Ist somit davon auszugehen, dass die Bekl. die für die Ausdehnung des Tätigkeitsgebiets der PVN bestimmten Gebiete nicht mit wettbewerbswidriger Zielsetzung sondern kaufmännisch nachvollziehbar ausgewählt hat, kann sich das Interesse der Kl. an einer ausschließlichen Belieferung gegenüber dem Interesse der Bekl. an der autonomen Gestaltung des eigenen Vertriebs nicht als vorrangig erweisen.
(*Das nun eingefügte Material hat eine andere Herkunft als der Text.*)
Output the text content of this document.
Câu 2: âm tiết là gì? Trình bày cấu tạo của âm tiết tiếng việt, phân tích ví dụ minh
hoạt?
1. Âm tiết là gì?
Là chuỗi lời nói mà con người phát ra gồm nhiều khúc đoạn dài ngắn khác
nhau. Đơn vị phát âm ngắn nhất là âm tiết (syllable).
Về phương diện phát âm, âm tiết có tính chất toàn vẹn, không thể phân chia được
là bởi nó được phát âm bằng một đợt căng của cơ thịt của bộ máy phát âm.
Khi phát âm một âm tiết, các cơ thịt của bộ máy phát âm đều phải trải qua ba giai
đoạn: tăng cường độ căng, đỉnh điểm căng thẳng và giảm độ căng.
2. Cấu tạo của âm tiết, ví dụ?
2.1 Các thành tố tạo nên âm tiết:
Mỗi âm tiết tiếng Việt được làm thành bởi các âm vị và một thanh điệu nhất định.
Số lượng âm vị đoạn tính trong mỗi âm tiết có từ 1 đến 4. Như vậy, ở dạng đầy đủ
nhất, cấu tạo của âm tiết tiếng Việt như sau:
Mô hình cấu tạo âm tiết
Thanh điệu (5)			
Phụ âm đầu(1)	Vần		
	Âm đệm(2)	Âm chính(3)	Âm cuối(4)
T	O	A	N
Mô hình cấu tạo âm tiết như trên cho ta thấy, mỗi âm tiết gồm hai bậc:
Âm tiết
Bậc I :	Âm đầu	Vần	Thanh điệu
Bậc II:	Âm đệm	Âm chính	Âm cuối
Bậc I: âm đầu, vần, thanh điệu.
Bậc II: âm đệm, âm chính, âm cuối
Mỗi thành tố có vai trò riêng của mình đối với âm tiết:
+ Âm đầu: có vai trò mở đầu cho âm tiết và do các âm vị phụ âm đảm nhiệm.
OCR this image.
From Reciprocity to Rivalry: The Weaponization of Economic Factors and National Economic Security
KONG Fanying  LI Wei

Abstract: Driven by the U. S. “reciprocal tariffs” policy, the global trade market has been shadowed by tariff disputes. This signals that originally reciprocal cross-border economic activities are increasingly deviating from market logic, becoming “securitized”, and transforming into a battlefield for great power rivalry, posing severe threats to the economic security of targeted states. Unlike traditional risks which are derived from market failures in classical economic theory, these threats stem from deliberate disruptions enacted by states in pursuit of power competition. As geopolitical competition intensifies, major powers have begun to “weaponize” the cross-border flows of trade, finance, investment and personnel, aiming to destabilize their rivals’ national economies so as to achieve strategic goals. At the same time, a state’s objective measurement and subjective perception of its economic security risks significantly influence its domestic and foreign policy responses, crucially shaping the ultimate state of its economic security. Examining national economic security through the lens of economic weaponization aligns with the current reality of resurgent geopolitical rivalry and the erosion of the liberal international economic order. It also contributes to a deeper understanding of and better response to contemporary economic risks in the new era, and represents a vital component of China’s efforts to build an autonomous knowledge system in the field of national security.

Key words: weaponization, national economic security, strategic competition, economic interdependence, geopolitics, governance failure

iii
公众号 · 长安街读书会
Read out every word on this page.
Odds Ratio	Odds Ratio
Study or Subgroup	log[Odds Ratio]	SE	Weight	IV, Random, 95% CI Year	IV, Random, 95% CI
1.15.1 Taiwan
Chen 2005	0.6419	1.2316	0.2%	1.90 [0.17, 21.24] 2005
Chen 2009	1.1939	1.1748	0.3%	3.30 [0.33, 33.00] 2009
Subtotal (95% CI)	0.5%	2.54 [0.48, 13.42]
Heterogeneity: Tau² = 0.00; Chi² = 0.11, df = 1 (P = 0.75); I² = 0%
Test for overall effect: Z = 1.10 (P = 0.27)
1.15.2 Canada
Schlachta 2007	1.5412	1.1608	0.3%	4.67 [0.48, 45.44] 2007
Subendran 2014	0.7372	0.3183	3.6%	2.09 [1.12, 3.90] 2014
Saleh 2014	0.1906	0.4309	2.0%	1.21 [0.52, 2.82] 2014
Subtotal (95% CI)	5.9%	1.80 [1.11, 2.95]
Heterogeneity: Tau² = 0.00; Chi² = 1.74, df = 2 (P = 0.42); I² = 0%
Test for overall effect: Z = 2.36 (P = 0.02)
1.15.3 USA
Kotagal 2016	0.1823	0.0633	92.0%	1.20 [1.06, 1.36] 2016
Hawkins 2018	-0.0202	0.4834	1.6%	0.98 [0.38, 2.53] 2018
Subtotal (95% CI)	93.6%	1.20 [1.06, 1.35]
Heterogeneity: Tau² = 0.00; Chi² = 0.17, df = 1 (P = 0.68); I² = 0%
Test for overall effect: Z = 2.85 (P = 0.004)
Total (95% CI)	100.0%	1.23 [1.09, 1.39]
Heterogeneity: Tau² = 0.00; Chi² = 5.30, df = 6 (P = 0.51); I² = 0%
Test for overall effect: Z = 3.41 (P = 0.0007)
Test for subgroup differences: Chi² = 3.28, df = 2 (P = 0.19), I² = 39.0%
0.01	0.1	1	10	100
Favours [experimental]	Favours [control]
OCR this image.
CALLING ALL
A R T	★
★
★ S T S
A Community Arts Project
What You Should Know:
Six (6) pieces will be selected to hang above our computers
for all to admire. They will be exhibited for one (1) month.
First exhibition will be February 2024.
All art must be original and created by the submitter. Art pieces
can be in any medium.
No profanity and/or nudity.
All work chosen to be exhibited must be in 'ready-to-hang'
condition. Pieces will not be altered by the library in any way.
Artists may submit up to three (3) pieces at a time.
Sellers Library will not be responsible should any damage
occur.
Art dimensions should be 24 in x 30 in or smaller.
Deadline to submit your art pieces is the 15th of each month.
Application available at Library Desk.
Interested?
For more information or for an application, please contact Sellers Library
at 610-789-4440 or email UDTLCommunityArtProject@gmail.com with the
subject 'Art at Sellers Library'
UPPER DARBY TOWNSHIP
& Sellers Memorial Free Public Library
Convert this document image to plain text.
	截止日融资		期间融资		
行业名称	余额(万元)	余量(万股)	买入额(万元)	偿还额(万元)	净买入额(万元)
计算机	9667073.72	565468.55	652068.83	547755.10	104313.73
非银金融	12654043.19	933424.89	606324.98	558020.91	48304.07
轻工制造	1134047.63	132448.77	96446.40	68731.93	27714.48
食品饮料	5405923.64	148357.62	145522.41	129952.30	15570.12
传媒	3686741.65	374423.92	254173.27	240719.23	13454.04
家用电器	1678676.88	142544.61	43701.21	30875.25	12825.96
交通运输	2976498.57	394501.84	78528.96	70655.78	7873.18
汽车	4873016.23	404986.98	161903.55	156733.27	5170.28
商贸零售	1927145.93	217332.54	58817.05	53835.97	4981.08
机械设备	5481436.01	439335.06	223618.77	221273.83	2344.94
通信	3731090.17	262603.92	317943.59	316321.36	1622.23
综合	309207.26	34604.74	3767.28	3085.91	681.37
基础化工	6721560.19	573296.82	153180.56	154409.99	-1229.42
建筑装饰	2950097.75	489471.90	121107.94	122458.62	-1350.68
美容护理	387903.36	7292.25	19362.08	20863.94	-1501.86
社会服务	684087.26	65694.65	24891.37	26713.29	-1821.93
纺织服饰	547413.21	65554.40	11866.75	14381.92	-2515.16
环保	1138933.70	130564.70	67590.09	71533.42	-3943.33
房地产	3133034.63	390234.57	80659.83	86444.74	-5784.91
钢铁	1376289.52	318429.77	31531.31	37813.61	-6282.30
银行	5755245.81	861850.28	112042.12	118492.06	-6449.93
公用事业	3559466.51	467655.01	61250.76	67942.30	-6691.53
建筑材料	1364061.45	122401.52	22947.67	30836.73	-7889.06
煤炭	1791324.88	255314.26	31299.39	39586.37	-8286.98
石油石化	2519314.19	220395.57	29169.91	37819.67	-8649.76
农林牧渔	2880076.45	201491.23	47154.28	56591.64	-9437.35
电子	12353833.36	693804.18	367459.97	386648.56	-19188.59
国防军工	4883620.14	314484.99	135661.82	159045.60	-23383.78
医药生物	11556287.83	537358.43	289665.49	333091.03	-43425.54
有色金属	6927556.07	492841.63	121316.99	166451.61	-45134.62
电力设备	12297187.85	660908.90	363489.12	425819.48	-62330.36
Eine Beeinträchtigung weiterer abwägungsrelevanter Interessen, die diesem Interesse der Bekl. entgegenstehen, ist im Streitfall nicht erkennbar.

Allerdings ist im Rahmen der nach § 20 GWB erforderlichen Abwägung zu berücksichtigen, dass die Tätigkeit der Pressegrossisten nach einer Entscheidung des BVerfG aus dem Jahre 1988 in den Schutzbereich der Pressefreiheit (Art. Artikel 5 Abs. 1 GG) einbezogen ist (BVerfGE77, 346 = NJW1988, 1833). Das Presse-Grosso ist deshalb kartellrechtlich jedenfalls insoweit privilegiert, als die dort seit Langem praktizierte vertragliche Bindung der Grossisten und Einzelhändler an den vom Verlag vorgegebenen Verkaufspreis vom Verbot wettbewerbsbeschränkender Vereinbarungen freigestellt ist (§ 30 GWB). Machen die Verlage von dieser Möglichkeit Gebrauch, sind sie den Bindungen des § 20 GWB unterworfen. Aus diesem Zusammenhang der Normen folgt, dass der gesetzliche Freistellungszweck der Preisbindung, der maßgeblich in der Gewährleistung der Pressefreiheit zu sehen ist (vgl. GE der BReg. zu einem Gesetz zur Regelung der Preisbindung bei Verlagserzeugnissen, BT-Dr 14/9196, S. 14, zu dem im Wesentlichen inhaltsgleichen §15 GWB 1999), bei der Abwägung im Rahmen des § 20 GWB zu berücksichtigen ist (Markert, in: Immenga/Mestmäcker, § 20 Rdnr. 147). Gleiches gilt für die Interessen des Einzelhandels mit Zeitungen und Zeitschriften, soweit sie mit dem Ziel, die Pressefreiheit zu fördern, gleichgerichtet sind.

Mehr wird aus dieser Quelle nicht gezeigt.